Faith-based schools should not be excluded from Colorado's educational choice programs, according to a brief filed by attorneys in a case which is due to be heard by the state supreme court.
“School districts have a responsibility to provide the best educational choices for parents and their children without discriminating against religious options,” commented Gregory Baylor, senior counsel with Alliance Defending Freedom, in an Aug. 5 statement.
Baylor affirmed that religious schools in Colorado “provide an excellent education that meets all state standards. They should continue to be welcomed into programs like this one so that students, the community, and the government will all benefit.”
Taxpayers for Public Educations v.
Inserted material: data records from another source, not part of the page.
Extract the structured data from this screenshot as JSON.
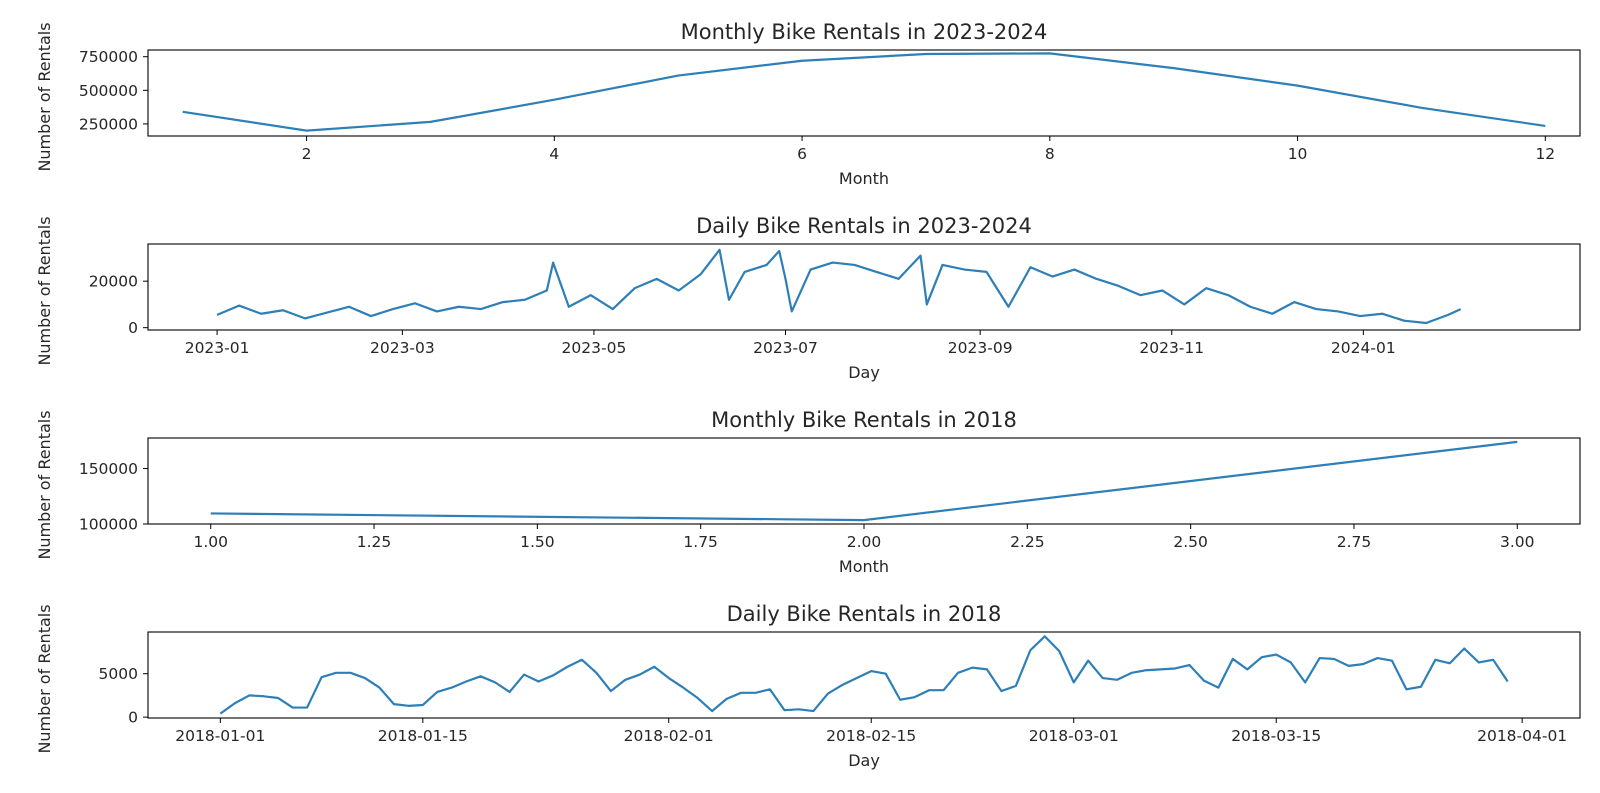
{
  "chart_data": [
    {
      "type": "line",
      "title": "Monthly Bike Rentals in 2023-2024",
      "xlabel": "Month",
      "ylabel": "Number of Rentals",
      "xlim": [
        0.72,
        12.28
      ],
      "ylim": [
        160000,
        800000
      ],
      "xticks": [
        2,
        4,
        6,
        8,
        10,
        12
      ],
      "xtick_labels": [
        "2",
        "4",
        "6",
        "8",
        "10",
        "12"
      ],
      "yticks": [
        250000,
        500000,
        750000
      ],
      "ytick_labels": [
        "250000",
        "500000",
        "750000"
      ],
      "grid": false,
      "color": "#2e7fb8",
      "x": [
        1,
        2,
        3,
        4,
        5,
        6,
        7,
        8,
        9,
        10,
        11,
        12
      ],
      "y": [
        340000,
        200000,
        265000,
        430000,
        610000,
        720000,
        770000,
        775000,
        665000,
        535000,
        370000,
        235000
      ]
    },
    {
      "type": "line",
      "title": "Daily Bike Rentals in 2023-2024",
      "xlabel": "Day",
      "ylabel": "Number of Rentals",
      "x_is_date": true,
      "xlim": [
        "2022-12-10",
        "2024-03-10"
      ],
      "ylim": [
        -1000,
        36000
      ],
      "xticks": [
        "2023-01-01",
        "2023-03-01",
        "2023-05-01",
        "2023-07-01",
        "2023-09-01",
        "2023-11-01",
        "2024-01-01"
      ],
      "xtick_labels": [
        "2023-01",
        "2023-03",
        "2023-05",
        "2023-07",
        "2023-09",
        "2023-11",
        "2024-01"
      ],
      "yticks": [
        0,
        20000
      ],
      "ytick_labels": [
        "0",
        "20000"
      ],
      "grid": false,
      "color": "#2e7fb8",
      "x": [
        "2023-01-01",
        "2023-01-08",
        "2023-01-15",
        "2023-01-22",
        "2023-01-29",
        "2023-02-05",
        "2023-02-12",
        "2023-02-19",
        "2023-02-26",
        "2023-03-05",
        "2023-03-12",
        "2023-03-19",
        "2023-03-26",
        "2023-04-02",
        "2023-04-09",
        "2023-04-16",
        "2023-04-18",
        "2023-04-23",
        "2023-04-30",
        "2023-05-07",
        "2023-05-14",
        "2023-05-21",
        "2023-05-28",
        "2023-06-04",
        "2023-06-10",
        "2023-06-13",
        "2023-06-18",
        "2023-06-25",
        "2023-06-29",
        "2023-07-01",
        "2023-07-03",
        "2023-07-09",
        "2023-07-16",
        "2023-07-23",
        "2023-07-30",
        "2023-08-06",
        "2023-08-13",
        "2023-08-15",
        "2023-08-20",
        "2023-08-27",
        "2023-09-03",
        "2023-09-10",
        "2023-09-17",
        "2023-09-24",
        "2023-10-01",
        "2023-10-08",
        "2023-10-15",
        "2023-10-22",
        "2023-10-29",
        "2023-11-05",
        "2023-11-12",
        "2023-11-19",
        "2023-11-26",
        "2023-12-03",
        "2023-12-10",
        "2023-12-17",
        "2023-12-24",
        "2023-12-31",
        "2024-01-07",
        "2024-01-14",
        "2024-01-21",
        "2024-01-28",
        "2024-02-01"
      ],
      "y": [
        5500,
        9500,
        6000,
        7500,
        4000,
        6500,
        9000,
        5000,
        8000,
        10500,
        7000,
        9000,
        8000,
        11000,
        12000,
        16000,
        28000,
        9000,
        14000,
        8000,
        17000,
        21000,
        16000,
        23000,
        33500,
        12000,
        24000,
        27000,
        33000,
        21000,
        7000,
        25000,
        28000,
        27000,
        24000,
        21000,
        31000,
        10000,
        27000,
        25000,
        24000,
        9000,
        26000,
        22000,
        25000,
        21000,
        18000,
        14000,
        16000,
        10000,
        17000,
        14000,
        9000,
        6000,
        11000,
        8000,
        7000,
        5000,
        6000,
        3000,
        2000,
        5500,
        8000
      ]
    },
    {
      "type": "line",
      "title": "Monthly Bike Rentals in 2018",
      "xlabel": "Month",
      "ylabel": "Number of Rentals",
      "xlim": [
        0.904,
        3.096
      ],
      "ylim": [
        100000,
        177500
      ],
      "xticks": [
        1.0,
        1.25,
        1.5,
        1.75,
        2.0,
        2.25,
        2.5,
        2.75,
        3.0
      ],
      "xtick_labels": [
        "1.00",
        "1.25",
        "1.50",
        "1.75",
        "2.00",
        "2.25",
        "2.50",
        "2.75",
        "3.00"
      ],
      "yticks": [
        100000,
        150000
      ],
      "ytick_labels": [
        "100000",
        "150000"
      ],
      "grid": false,
      "color": "#2e7fb8",
      "x": [
        1,
        2,
        3
      ],
      "y": [
        109500,
        103500,
        174000
      ]
    },
    {
      "type": "line",
      "title": "Daily Bike Rentals in 2018",
      "xlabel": "Day",
      "ylabel": "Number of Rentals",
      "x_is_date": true,
      "xlim": [
        "2017-12-27",
        "2018-04-05"
      ],
      "ylim": [
        -100,
        9800
      ],
      "xticks": [
        "2018-01-01",
        "2018-01-15",
        "2018-02-01",
        "2018-02-15",
        "2018-03-01",
        "2018-03-15",
        "2018-04-01"
      ],
      "xtick_labels": [
        "2018-01-01",
        "2018-01-15",
        "2018-02-01",
        "2018-02-15",
        "2018-03-01",
        "2018-03-15",
        "2018-04-01"
      ],
      "yticks": [
        0,
        5000
      ],
      "ytick_labels": [
        "0",
        "5000"
      ],
      "grid": false,
      "color": "#2e7fb8",
      "x": [
        "2018-01-01",
        "2018-01-02",
        "2018-01-03",
        "2018-01-04",
        "2018-01-05",
        "2018-01-06",
        "2018-01-07",
        "2018-01-08",
        "2018-01-09",
        "2018-01-10",
        "2018-01-11",
        "2018-01-12",
        "2018-01-13",
        "2018-01-14",
        "2018-01-15",
        "2018-01-16",
        "2018-01-17",
        "2018-01-18",
        "2018-01-19",
        "2018-01-20",
        "2018-01-21",
        "2018-01-22",
        "2018-01-23",
        "2018-01-24",
        "2018-01-25",
        "2018-01-26",
        "2018-01-27",
        "2018-01-28",
        "2018-01-29",
        "2018-01-30",
        "2018-01-31",
        "2018-02-01",
        "2018-02-02",
        "2018-02-03",
        "2018-02-04",
        "2018-02-05",
        "2018-02-06",
        "2018-02-07",
        "2018-02-08",
        "2018-02-09",
        "2018-02-10",
        "2018-02-11",
        "2018-02-12",
        "2018-02-13",
        "2018-02-14",
        "2018-02-15",
        "2018-02-16",
        "2018-02-17",
        "2018-02-18",
        "2018-02-19",
        "2018-02-20",
        "2018-02-21",
        "2018-02-22",
        "2018-02-23",
        "2018-02-24",
        "2018-02-25",
        "2018-02-26",
        "2018-02-27",
        "2018-02-28",
        "2018-03-01",
        "2018-03-02",
        "2018-03-03",
        "2018-03-04",
        "2018-03-05",
        "2018-03-06",
        "2018-03-07",
        "2018-03-08",
        "2018-03-09",
        "2018-03-10",
        "2018-03-11",
        "2018-03-12",
        "2018-03-13",
        "2018-03-14",
        "2018-03-15",
        "2018-03-16",
        "2018-03-17",
        "2018-03-18",
        "2018-03-19",
        "2018-03-20",
        "2018-03-21",
        "2018-03-22",
        "2018-03-23",
        "2018-03-24",
        "2018-03-25",
        "2018-03-26",
        "2018-03-27",
        "2018-03-28",
        "2018-03-29",
        "2018-03-30",
        "2018-03-31"
      ],
      "y": [
        400,
        1600,
        2500,
        2400,
        2200,
        1100,
        1100,
        4600,
        5100,
        5100,
        4500,
        3400,
        1500,
        1300,
        1400,
        2900,
        3400,
        4100,
        4700,
        4000,
        2900,
        4900,
        4100,
        4800,
        5800,
        6600,
        5100,
        3000,
        4300,
        4900,
        5800,
        4500,
        3400,
        2200,
        700,
        2100,
        2800,
        2800,
        3200,
        800,
        900,
        700,
        2700,
        3700,
        4500,
        5300,
        5000,
        2000,
        2300,
        3100,
        3100,
        5100,
        5700,
        5500,
        3000,
        3600,
        7700,
        9300,
        7600,
        4000,
        6500,
        4500,
        4300,
        5100,
        5400,
        5500,
        5600,
        6000,
        4200,
        3400,
        6700,
        5500,
        6900,
        7200,
        6300,
        4000,
        6800,
        6700,
        5900,
        6100,
        6800,
        6500,
        3200,
        3500,
        6600,
        6200,
        7900,
        6300,
        6600,
        4100
      ]
    }
  ]
}
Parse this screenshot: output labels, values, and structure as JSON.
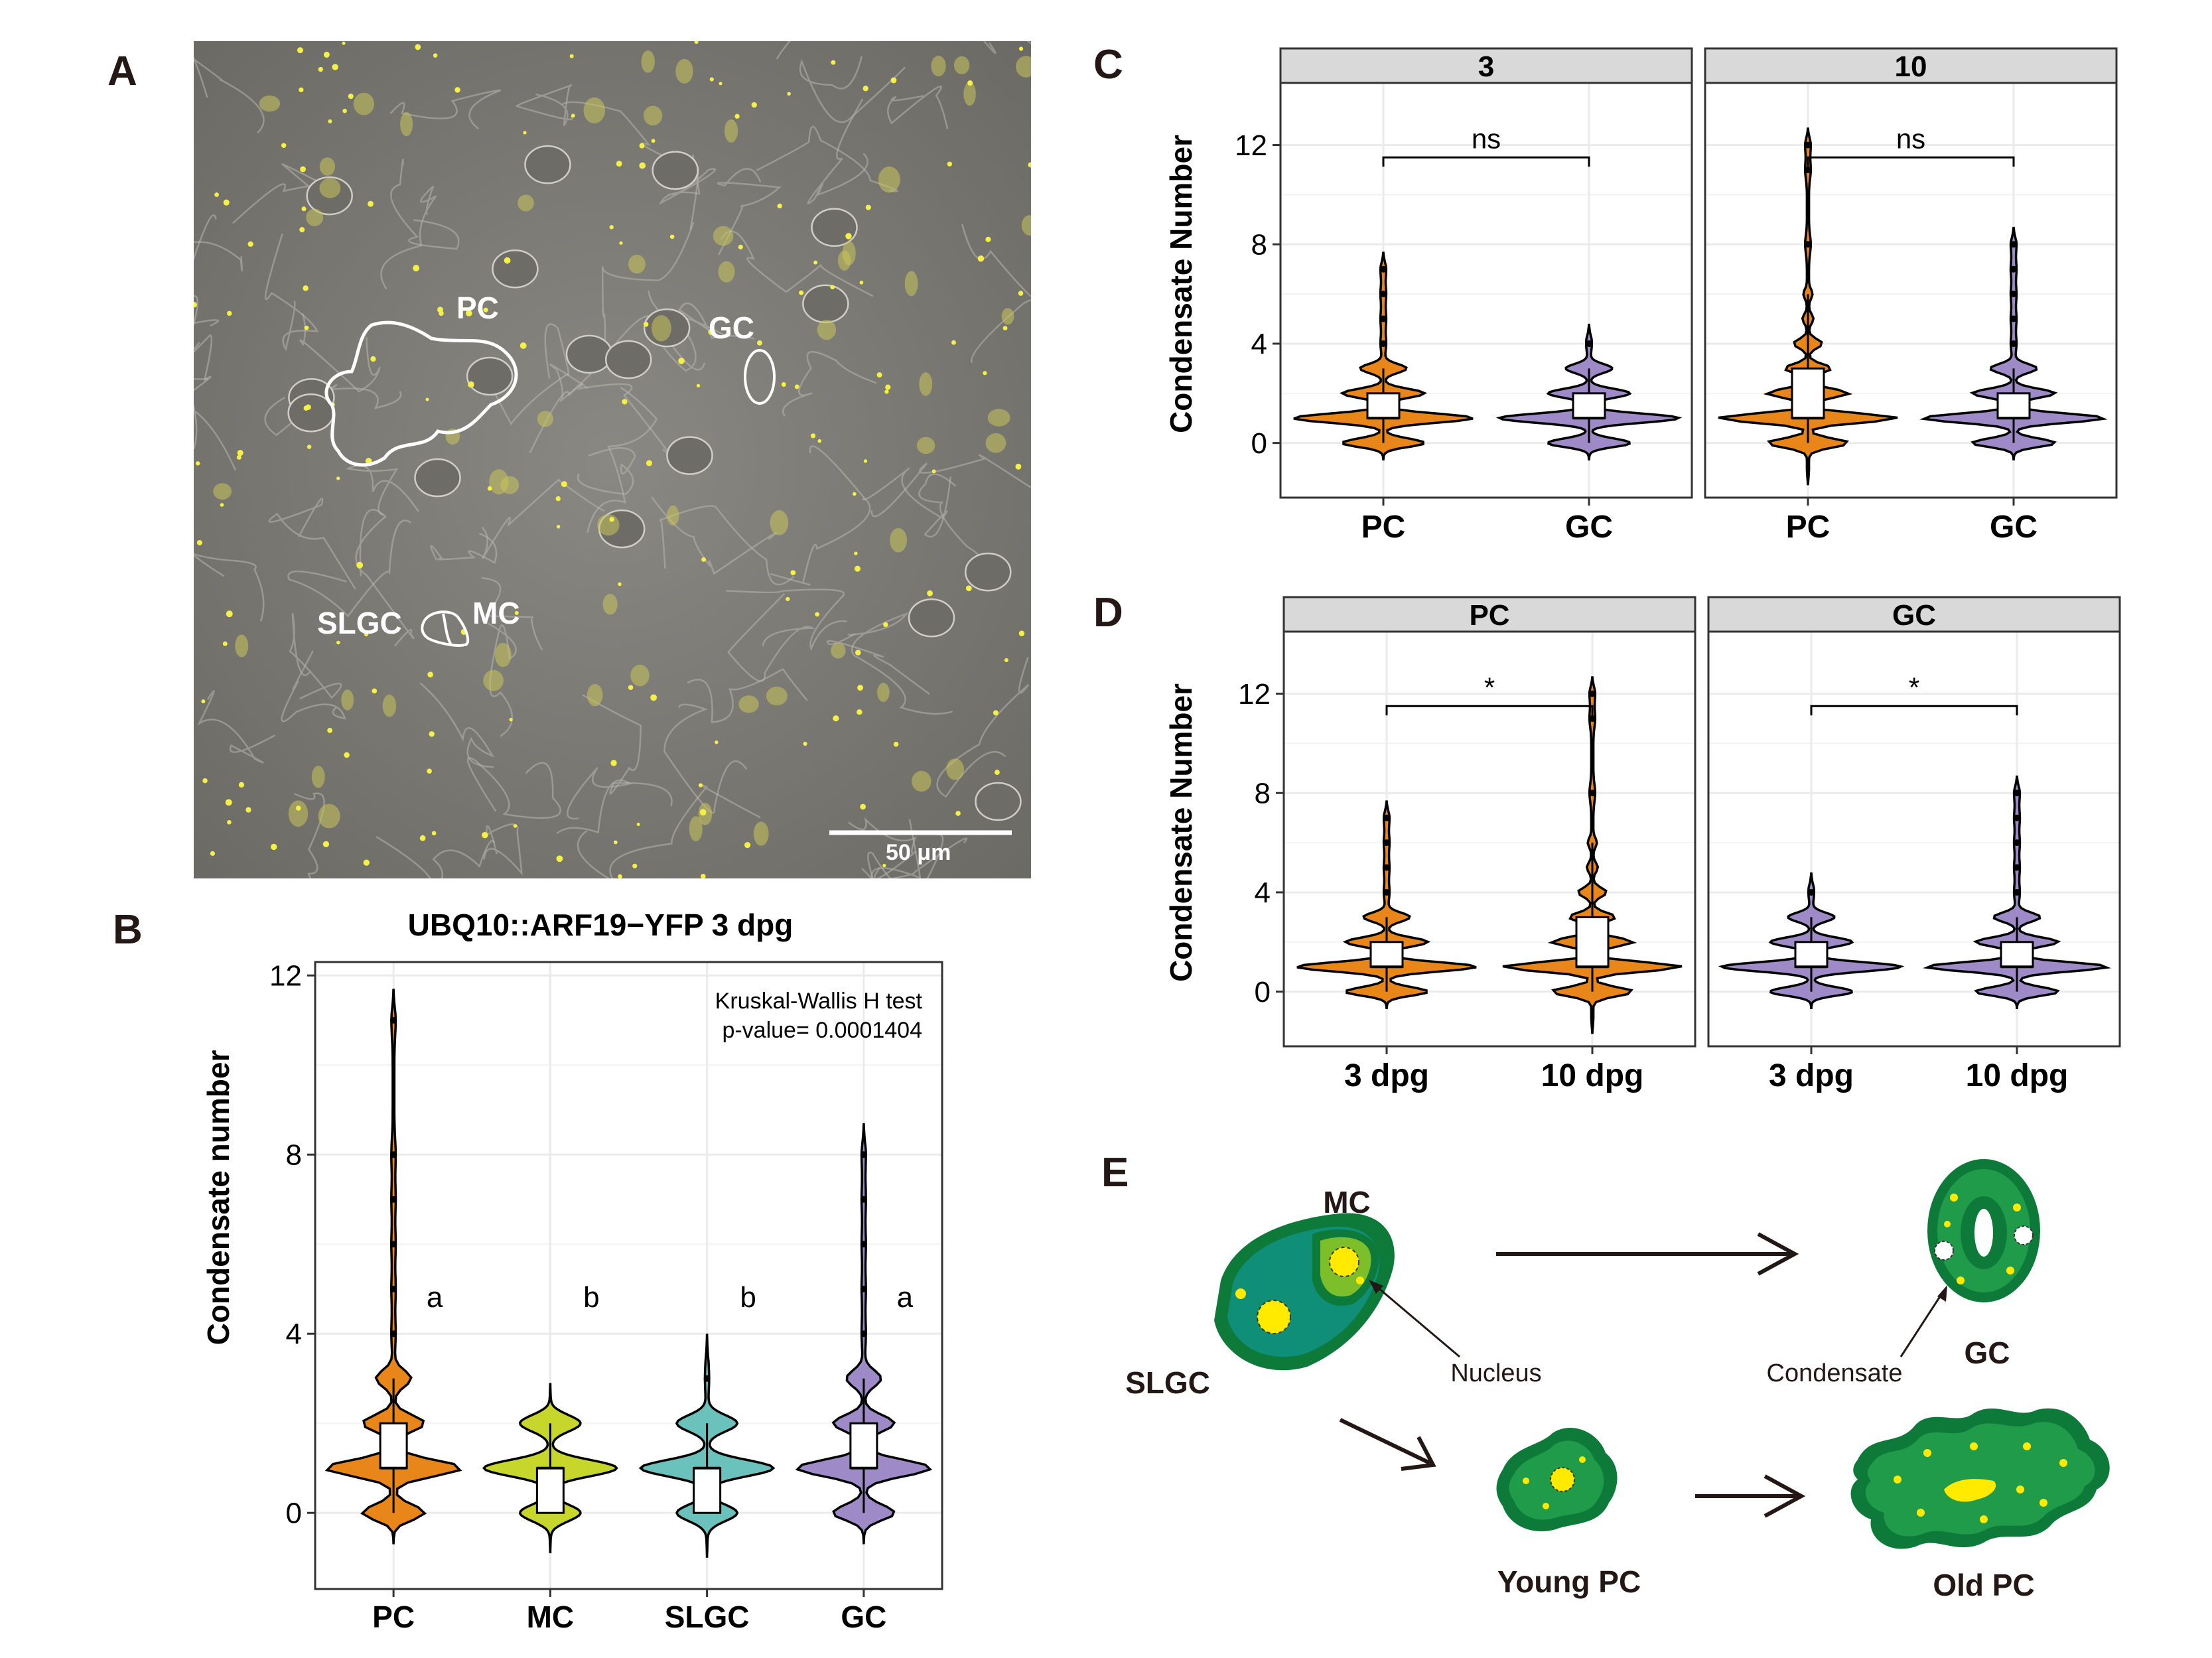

Douglas County was filed by those who maintain that the acceptance of religious schools in the county's Choice Scholarship Program breaches the state constitution, violating provisions governing the church-state relationship.
The Colorado Court of Appeals ruled against the lawsuit, supporting Douglas County’s decision that religious options in education do not oppose the state constitution.
However, opponents filed for an appeal against this decision which will be reviewed by the Colorado Supreme Court.
The attorneys of Alliance Defending Freedom filed a brief with the Colorado Supreme Court in defense of the appellate court’s decision, stating that the “Court of Appeals affirmed that the Choice Scholarship Program respects the first amendment and the private religious choices of Colorado families.”
“The Colorado Supreme Court has every reason to reach the same conclusion.”
On behalf of the Association of Christian Schools International, the Diocese of Colorado Springs, Colorado Christian University, and the Council for Christian Colleges and Universities, Alliance Defending Freedom will uphold the case in Colorado Supreme Court, protecting the allowance of private faith-based schools in participation with the state’s educational choice programs.
Alliance Defending Freedom explained in the brief to the Colorado Supreme Court that “the First Amendment nurtures this country’s distinctive heritage of religious pluralism by preventing the government from either promoting or inhibiting religious viewpoints in the marketplace of ideas.”
“To ensure the continued validity of this marketplace, to foster religious pluralism, and to protect the religious choices of citizens, the government may not exclude from a religiously-neutral program an otherwise qualifying institution solely because the institution’s ideology is grounded in religious conviction,” the brief concluded, asserting that faith-based education is constitutionally supported.